Centre de la Photographie, Mougins
Jusqu'au 10 octobre 2022
On connaît cette histoire du déclin industriel, du déclassement de la classe ouvrière et de la paupérisation qui en découle. Tel fut le destin, à partir de l'Angleterre tchachérienne et des décennies suivantes, pour cette population de Liverpool dont, jour après jour, Tom Wood qu'on surnommera Photie Man, partagera le quotidien pour restituer les images d'un peuple réduit aux gestes de la fierté et de la déchéance.
A partir de 1978 le photographe s'installe à Liverpool, assiste à la disparition des chantiers navals et de l'activité portuaire. Il capte les lieux, les indices de désolation et de solitude pour une communauté industrieuse si fière de ses codes mais abandonnée à elle-même. Cette histoire-là, Tom Wood la relate non sous forme d'anecdotes mais par la seule force frontale des personnages saisis dans leur cadre de vie. Au travers des rues, il fixe les visages, les corps et les gestes dans un subtil noir et blanc ou par des couleurs vives, presque stridentes pour, dans un implacable portrait social, traduire les rêves perdus mais aussi la solidarité et le quotidien d'une vie ou de ce qu'il en reste: Images figées entre déterminisme et répétition, femmes poussant leurs bandeaux d'enfants tristes aux regards hébétés mais à l'humanité poignante.
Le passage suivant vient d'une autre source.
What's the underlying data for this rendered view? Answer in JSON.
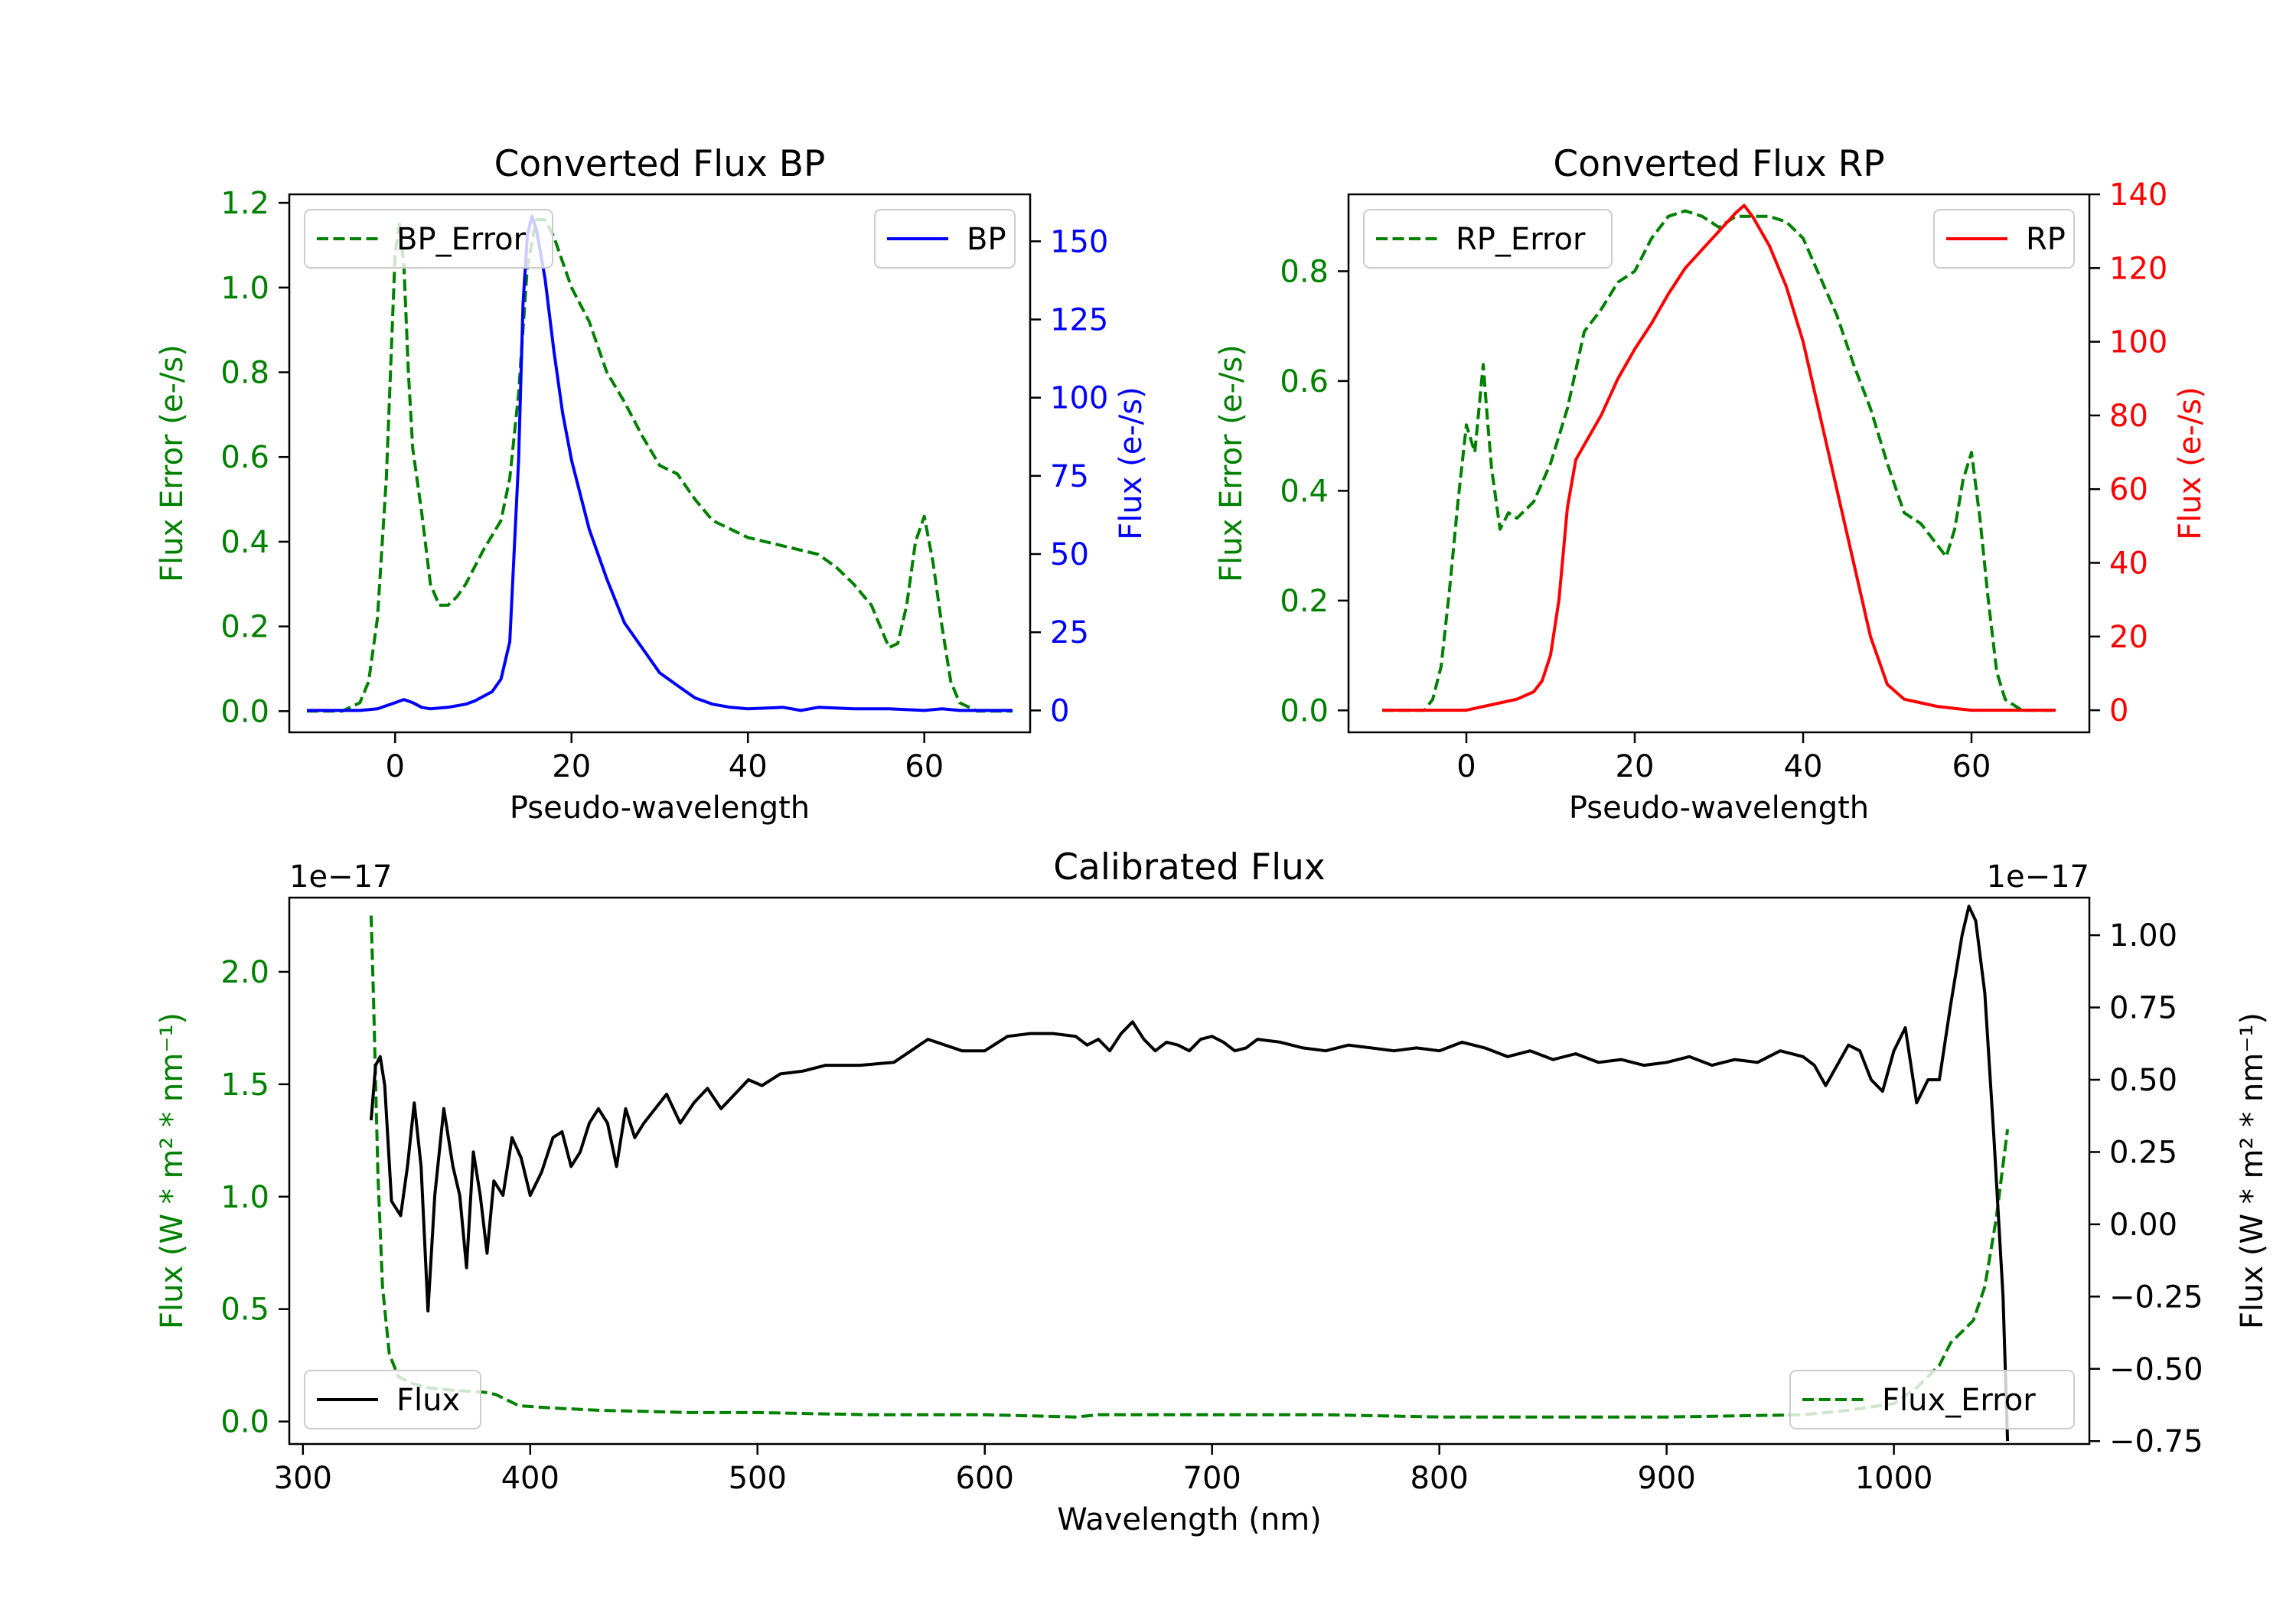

Visages ébréchés mais fiers de leurs cicatrices. C'est toute une vie qui se lit dans cette classe ouvrière arrimée à ses codes comme ultime rempart à la solitude. Tom Wood témoigne des restes d'une désagrégation économique et exhibe les traces d'une déchéance sans jamais traduire autre chose que la solidarité d'une communauté en friche mais soudée dans un même destin.
Ici rien ne se cache, tout se dit crânement et rien de triste ou d’héroïque. Tout n'est que la vie qui passe. Des rues, des parcs ou des marchés. Des femmes entre elles réduites à la fonction maternelle et les hommes fiers du travail ouvrier ou abandonnés au chômage et qui se retrouvent dans l'effervescence populaire et fusionnelle du stade de football. Tous ces rituels de la banalité et du quotidien sont captés par des effets de cadrage d'une fixité froide ou, au contraire, désaxés, déviés du côté de la grimace et des plaisirs pour des nuits sans fin et d'abandon comme dans ces photographies de «Looking for love» saisies dans l'ivresse d'une boite de nuit populaire.
En toile de fond, toujours ce no man's land industriel, la fièvre du samedi soir et la force de chacun à se retrouver dans l’idée d'un partage. Tom Wood excelle dans une ironie douce amère à traduire les gestes abandonnés, les mains dans les poches, les regard provocateurs, l'excès de rouge à lèvres, les cambrures ou la tristesse. Rien de caricatural pourtant dans ce regard fraternel que le photographe pose sur cette communauté. Au-delà de l'image d'une vie perdue, il y a toujours un horizon au fond des yeux, un rêve tapi dans la dureté des corps. En 2002 Tom Wood a reçu le «Prix dialogue de l'Humanité» aux Rencontres d'Arles. On comprend pourquoi.